– Однажды я совершил проступок. Ошибку. Страшную ошибку, парень. И меня прокляли не просто люди – сама земля отказывалась принять меня, когда я решил свести счёты с жизнью. И тогда бессмертные определили мне наказание. Вот уже почти сто пятьдесят лет…
Вовсе не малость обалдевший Лёха некстати ляпнул, что люди столько и не живут-то.
– Всерьёз уверены, сэр рыцарь, что дарованное бессмертие это благо, а не наказание? – желчно усмехнулся блюст как-то так, что парня обдало жаром.
– Ладно, извини…те. Я и вправду многого ещё не знаю, – негромко, с чувством произнёс он, не отводя на этот раз взгляда, и на прощание уже вполне искренне пожал ладонь стойко несущему свою ношу человеку.
Оттого и становилось понятным, что к родному сараю ноги принесли своего обладателя сами, как-то не особенно-то и информируя, как и каким маршрутом они двигались. Погружённый в свои невесёлые раздумья парень опомнился лишь, уже отворяя створку ворот и вваливаясь в помещение, по которому он, оказывается, успел даже и соскучиться.

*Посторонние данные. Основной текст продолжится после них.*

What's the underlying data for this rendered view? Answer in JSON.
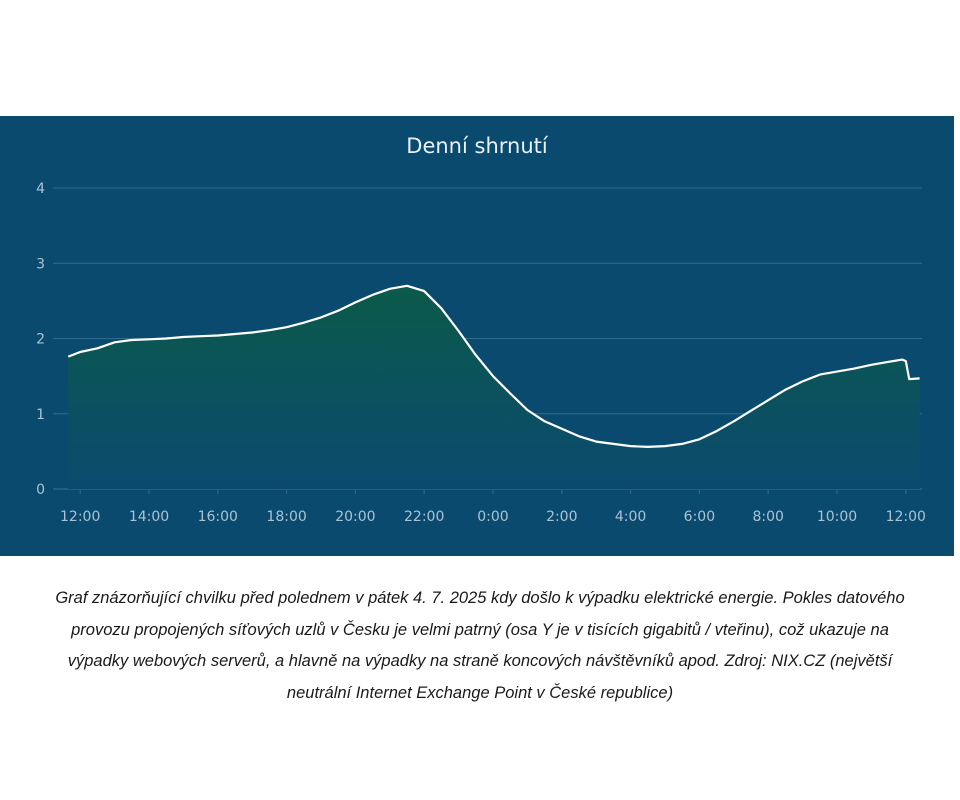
{
  "chart_data": {
    "type": "area",
    "title": "Denní shrnutí",
    "xlabel": "",
    "ylabel": "",
    "ylim": [
      0,
      4
    ],
    "yticks": [
      0,
      1,
      2,
      3,
      4
    ],
    "xticks": [
      "12:00",
      "14:00",
      "16:00",
      "18:00",
      "20:00",
      "22:00",
      "0:00",
      "2:00",
      "4:00",
      "6:00",
      "8:00",
      "10:00",
      "12:00"
    ],
    "xlim_hours": [
      11.65,
      36.4
    ],
    "grid": true,
    "legend": "none",
    "series": [
      {
        "x": [
          11.65,
          12.0,
          12.5,
          13.0,
          13.5,
          14.0,
          14.5,
          15.0,
          15.5,
          16.0,
          16.5,
          17.0,
          17.5,
          18.0,
          18.5,
          19.0,
          19.5,
          20.0,
          20.5,
          21.0,
          21.5,
          22.0,
          22.5,
          23.0,
          23.5,
          24.0,
          24.5,
          25.0,
          25.5,
          26.0,
          26.5,
          27.0,
          27.5,
          28.0,
          28.5,
          29.0,
          29.5,
          30.0,
          30.5,
          31.0,
          31.5,
          32.0,
          32.5,
          33.0,
          33.5,
          34.0,
          34.5,
          35.0,
          35.5,
          35.9,
          36.0,
          36.1,
          36.4
        ],
        "y": [
          1.76,
          1.82,
          1.87,
          1.95,
          1.98,
          1.99,
          2.0,
          2.02,
          2.03,
          2.04,
          2.06,
          2.08,
          2.11,
          2.15,
          2.21,
          2.28,
          2.37,
          2.48,
          2.58,
          2.66,
          2.7,
          2.63,
          2.4,
          2.1,
          1.78,
          1.5,
          1.27,
          1.05,
          0.9,
          0.8,
          0.7,
          0.63,
          0.6,
          0.57,
          0.56,
          0.57,
          0.6,
          0.66,
          0.77,
          0.9,
          1.04,
          1.18,
          1.32,
          1.43,
          1.52,
          1.56,
          1.6,
          1.65,
          1.69,
          1.72,
          1.7,
          1.46,
          1.47
        ]
      }
    ],
    "colors": {
      "background": "#0b4a6f",
      "line": "#ffffff",
      "fill_top": "#0b5a4a",
      "fill_bottom": "#0b4a6f",
      "grid": "#2f6a8c",
      "tick_text": "#a9c3d4"
    }
  },
  "caption": {
    "lines": [
      "Graf znázorňující chvilku před polednem v pátek 4. 7. 2025 kdy došlo k výpadku elektrické energie. Pokles datového",
      "provozu propojených síťových uzlů v Česku je velmi patrný (osa Y je v tisících gigabitů / vteřinu), což ukazuje na",
      "výpadky webových serverů, a hlavně na výpadky na straně koncových návštěvníků apod. Zdroj: NIX.CZ (největší",
      "neutrální Internet Exchange Point v České republice)"
    ]
  }
}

– Привет, архаровцы! Что носы повесили? – весело, вполне командным голосом гаркнул ввалившийся в клубах пара, разрумянившийся с мороза сэр рыцарь.
Бран с хмурым видом корпел у чего-то на верстаке. Выписанные ещё утром гоблины хором зубрили здоровенный фолиант "Магической механики", и на приветствие отца-командира ответили только тяжким, вполне замогильным вздохом. А бездельничающая эльфка в ледяном молчании метала в нарисованный на бревенчатой стене сарая круг свои волшебные палочки – причём с такой силой, что те летели и впивались не хуже арбалетных болтов, роняя разноцветные искорки.
– А где Стелла? – Лёха огляделся, мимоходом пнул сложенные в стопку здоровенные чёрные колёса, и с удовольствием потянулся. Чёрт, как же здесь хорошо, среди своих!
И всё же, всеобщая, охватившая команду меланхолия – это если не сказать уныние – настолько бросалась в восприятие, что парень даже поёжился. Он осмотрел бок уже поднятой на дубовые колоды машины, где на бортовой балке виднелись две отчётливо покрытые окалиной и побежалостью вмятины, что-то уж очень напоминающие формой человеческие ладони. Хотел было примериться своими, но всё же из какого-то суеверия отдёрнул руки – и без того видно, что подходят, да и как раз на том же самом месте.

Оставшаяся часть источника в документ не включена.